Let me tell you, that veneer of cool wears off real quick. Working on it was amazing, but it was all logistics and pressure and timelines and approvals and thinking on your feet and getting things done and early mornings and late nights and headaches and thanking your stars that the people on your team are as invested as you are. And as much as you think music is cool, if you have to think about it day in and day out, it becomes extremely mundane — part of the furniture in your brain. When broken down into day-to-day BAU, nothing is cool and everything is work. I have also worked on brands in travel, food, and fashion and figured that there is only so much you can starry-eyed-ly think about these topics before it becomes same old, same old - “okay there is work to be done, get to it.”

Over the years I’ve realised that not only is cool overrated, but nothing is cool. I promise this is not a negative take because when nothing is cool — EVERYTHING is cool.
Personal finance and auto component manufacturing and SaaS and swimsuits and electric fans. All of them need you to talk to people and work with people and think from different lenses and do different things and learn things you didn’t know before and exercise some new muscle in your brain.

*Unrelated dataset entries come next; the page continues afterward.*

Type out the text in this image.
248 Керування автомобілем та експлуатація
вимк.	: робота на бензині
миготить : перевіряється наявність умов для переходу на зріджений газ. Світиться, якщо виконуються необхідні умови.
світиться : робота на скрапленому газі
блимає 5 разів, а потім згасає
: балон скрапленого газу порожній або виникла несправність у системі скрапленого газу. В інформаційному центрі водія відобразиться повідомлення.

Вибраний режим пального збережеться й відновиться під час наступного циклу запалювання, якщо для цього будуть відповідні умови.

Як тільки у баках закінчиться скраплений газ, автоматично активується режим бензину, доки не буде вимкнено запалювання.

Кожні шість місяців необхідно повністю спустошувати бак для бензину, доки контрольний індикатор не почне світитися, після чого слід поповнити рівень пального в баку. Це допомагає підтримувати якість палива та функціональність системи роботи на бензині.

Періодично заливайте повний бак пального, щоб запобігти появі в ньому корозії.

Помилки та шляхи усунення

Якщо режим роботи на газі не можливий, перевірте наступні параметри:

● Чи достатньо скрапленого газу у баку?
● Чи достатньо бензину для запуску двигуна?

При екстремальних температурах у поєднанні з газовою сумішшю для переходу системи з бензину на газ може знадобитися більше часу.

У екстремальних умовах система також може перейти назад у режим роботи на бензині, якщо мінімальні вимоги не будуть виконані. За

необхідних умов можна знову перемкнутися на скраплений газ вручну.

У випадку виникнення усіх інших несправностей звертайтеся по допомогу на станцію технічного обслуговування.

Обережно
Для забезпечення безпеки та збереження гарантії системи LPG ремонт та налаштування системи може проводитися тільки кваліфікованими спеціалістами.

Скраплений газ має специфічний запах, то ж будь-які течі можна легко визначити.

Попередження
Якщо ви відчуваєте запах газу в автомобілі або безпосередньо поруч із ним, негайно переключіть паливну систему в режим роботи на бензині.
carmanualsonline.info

B2B teaches me a lot about how to think of “business” in itself (an erstwhile abstract concept that is getting clearer the more I work within it). Manufacturing and finance and those more "dry" fields make me go OMG at the nuts and bolts of how the world works and what people value and prioritise in those specific contexts. Consumer-facing products and spaces are fun in their own way (partly because it’s easier to relate to being the audience you are working to satisfy) but what interests me more is how their founders approach them, with such different visions and ambitions and ways of working and what they value and wish to stand for, and how gaps in audience requirements can be teased out and filled.
I enjoy working on all of these and then some, and this really helps with connecting dots in your brain. It feels completely natural for me to connect something I did for a music festival back in the day to some communication challenge of a non-profit I’m working on, for instance.
As someone who was an overthinky not-super-secure person when she was younger, I’m grateful to have figured out that there is zero value in what the world thinks is cool or even what I think is cool - and the only thing that matters is that the work itself seems worth doing, that you can give your all to it, and you can get a lot out of it for yourself.